Siendo el patrón de infinidad de ciudades y pueblos de Europa, el milagroso San Roque (Montpellier, c. 1295 – 1379) es el más festero del panteón de santos del Cielo, a lo que, sin duda, ha contribuido que su celebración caiga en la canicular fecha del 16 de agosto, cuando las agobiantes calores del día piden al cuerpo rancho ligero, siesta y nocturna verbena.

Durante la peste de 1348, que diezmó a muchas naciones de Europa, el joven Roch (Roque) se dedicó, en tierras de Italia, a sanar a los enfermos bajo el signo de la cruz. Hasta que un día él mismo contrajo la enfermedad. Así que para evitar contagiar a otras personas, el santo se retiró a un bosque próximo de la ciudad de Plasencia. En aquel apartado lugar, el perro de un noble lo encontró y auxilió, llevándole todos los días en su boca un panecillo –que el can hurtaba de la tahona de su noble dueño– para alimentarle.

La tradición dice que el santo fue sanado de la peste por un ángel, que tocó con sus dedos las llagas que presentaba en sus rodillas, al tiempo que le anunciaba que todo aquel que implorara el favor de San Roque, al punto quedaría sanado de la enfermedad.

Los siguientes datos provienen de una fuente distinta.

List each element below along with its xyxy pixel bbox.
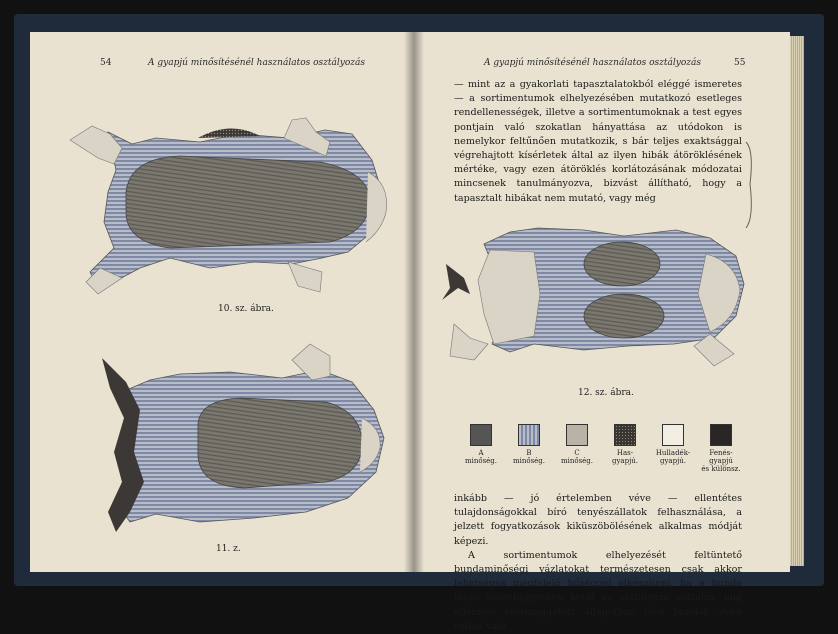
legend-item-b <box>506 424 552 465</box>
legend-item-a <box>458 424 504 465</box>
legend-swatch <box>518 424 540 446</box>
paragraph-bottom-2: A sortimentumok elhelyezését feltüntető bundaminőségi vázlatokat természetesen csak akkor lehetséges megfelelő hűséggel elkészíteni, ha a bunda teljes összefüggésben kerül az osztályozó asztalra, mig ellenben szétszaggatott állapotban lévő bundák ilyen célból való <box>454 549 742 632</box>
legend-label: Hulladék- gyapjú. <box>655 449 691 465</box>
page-number-left: 54 <box>100 58 112 68</box>
legend-item-fenes <box>698 424 744 473</box>
running-head-left: A gyapjú minősítésénél használatos osztályozás <box>148 58 365 68</box>
legend-label: A minőség. <box>464 449 498 465</box>
body-text-top <box>454 78 742 206</box>
legend-label: C minőség. <box>560 449 594 465</box>
right-page <box>414 32 790 632</box>
legend-swatch <box>566 424 588 446</box>
legend <box>458 424 748 484</box>
body-text-bottom <box>454 492 742 634</box>
book-gutter <box>404 32 424 572</box>
page-number-right: 55 <box>734 58 746 68</box>
paragraph-bottom-1: inkább — jó értelemben véve — ellentétes tulajdonságokkal bíró tenyészállatok felhasználása, a jelzett fogyatkozások kiküszöbölésének alkalmas módját képezi. <box>454 493 742 547</box>
fleece-diagram-11 <box>30 332 414 542</box>
legend-item-hulladek <box>650 424 696 465</box>
legend-swatch <box>662 424 684 446</box>
running-head-right: A gyapjú minősítésénél használatos osztályozás <box>484 58 701 68</box>
figure-11-caption: 11. z. <box>216 544 241 554</box>
legend-item-c <box>554 424 600 465</box>
legend-label: B minőség. <box>512 449 546 465</box>
legend-swatch <box>710 424 732 446</box>
fleece-diagram-10 <box>30 72 414 302</box>
fleece-diagram-12 <box>414 204 790 384</box>
legend-label: Has- gyapjú. <box>612 449 638 465</box>
page-edges <box>790 36 804 566</box>
legend-swatch <box>470 424 492 446</box>
figure-10-caption: 10. sz. ábra. <box>218 304 274 314</box>
figure-12-caption: 12. sz. ábra. <box>578 388 634 398</box>
legend-item-has <box>602 424 648 465</box>
legend-label: Fenés-gyapjú és különsz. <box>701 449 741 473</box>
legend-swatch <box>614 424 636 446</box>
left-page <box>30 32 415 572</box>
paragraph-top: — mint az a gyakorlati tapasztalatokból eléggé ismeretes — a sortimentumok elhelyezésében mutatkozó esetleges rendellenességek, illetve a sortimentumoknak a test egyes pontjain való szokatlan hányattása az utódokon is nemelykor feltűnően mutatkozik, s bár teljes exaktsággal végrehajtott kísérletek által az ilyen hibák átöröklésének mértéke, vagy ezen átöröklés korlátozásának módozatai mincsenek tanulmányozva, bizvást állítható, hogy a tapasztalt hibákat nem mutató, vagy még <box>454 79 742 204</box>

Hay que tener en cuenta que la historia de la Humanidad está marcada por la acción devastadora de grandes epidemias. Así, la viruela comenzó a propagarse ya en la Prehistoria y miles de años después, la carencia de higiene convirtió a la peste en una letal enfermedad en la Antigüedad Clásica, y muy especialmente a lo largo de toda la Edad Media. Así mismo, las epidemias de cólera se sucedieron a lo largo de todo el siglo XIX, y las acaecidas en Europa en 1855 y 1885, fueron especialmente virulentas en España. El siglo XX no sería mejor, y en 1918, año en que finalizó la I Guerra Mundial, se declaró una epidemia de gripe que afectó a más de la mitad de la población mundial. Y hace tan solo dos años nadie hubiera podido imaginar siquiera que actualmente estaríamos viviendo la terrible pandemia de covid.

De manera que aquí tenemos la explicación del culto que, desde hace siglos, se tributa al sanador San Roque, al que la iconografía muestra con capa, bordón y sombrero adornado con vieira de peregrino a Santiago (a pesar de que nunca peregrinó a Compostela, sino a Roma) reposando a sus pies su fiel compañero, el perro Roquet (Roquico) con un pan en la boca. Muchos cuadros y esculturas representan también al santo con un ángel señalando hacia su rodilla, en la que muestra sus llagas de apestado. Su capa es de color rojo por ser el que se utilizaba para identificar a los enfermos de peste. A veces incorpora también una cruz roja, recordando a la que –según la tradición– tenía el santo, de nacimiento, marcada en su pecho. La misma cruz roja que portó sobre sus hábitos el santo enfermero Camilo de Lelis (1550-1614) cuyas atenciones a los enfermos de peste en Roma, así como las que posteriormente los frailes de la Orden religiosa que él fundó prodigaron en los campos de batalla, constituyeron el precedente de la Cruz Roja Internacional, fundada en 1863 por el suizo Henry Dunant.

Pero volviendo a San Roque ¡qué sería de él sin su perro! En Francia le llamaron Roquet –lo que para los aragoneses sería Roquico– que a su vez da nombre a una raza de perro de compañía. También existe una tierna leyenda que cuenta cómo en el momento de llamar a las puertas del Cielo, San Pedro le puso como condición al santo que habría de dejar fuera a su fiel compañero. Y como San Roque se negara, finalmente accedió y entraron los dos.

Y si no fue galgo corredor el perro de San Roque, en la celebración de sus fiestas tradicionales no faltaron antaño (como en Torralba de los Sisones) las carreras de pollos (premio que se daba al ganador) ni el baile. Así, no es un Roque and roll, sino el tradicional «Baile de San Roque» que, como ofrenda que la villa le hizo al santo por haberla librado de la peste en 1885, se baila en Calamocha el día de su festividad (16 de agosto) así como al siguiente (día de San Roquico) y el domingo posterior.

Y para corroborar lo festero del santo protector de los enfermos, nada mejor que un refrán, como éste que dice: «Por San Roque en agosto la calor, dará en septiembre al vino su color».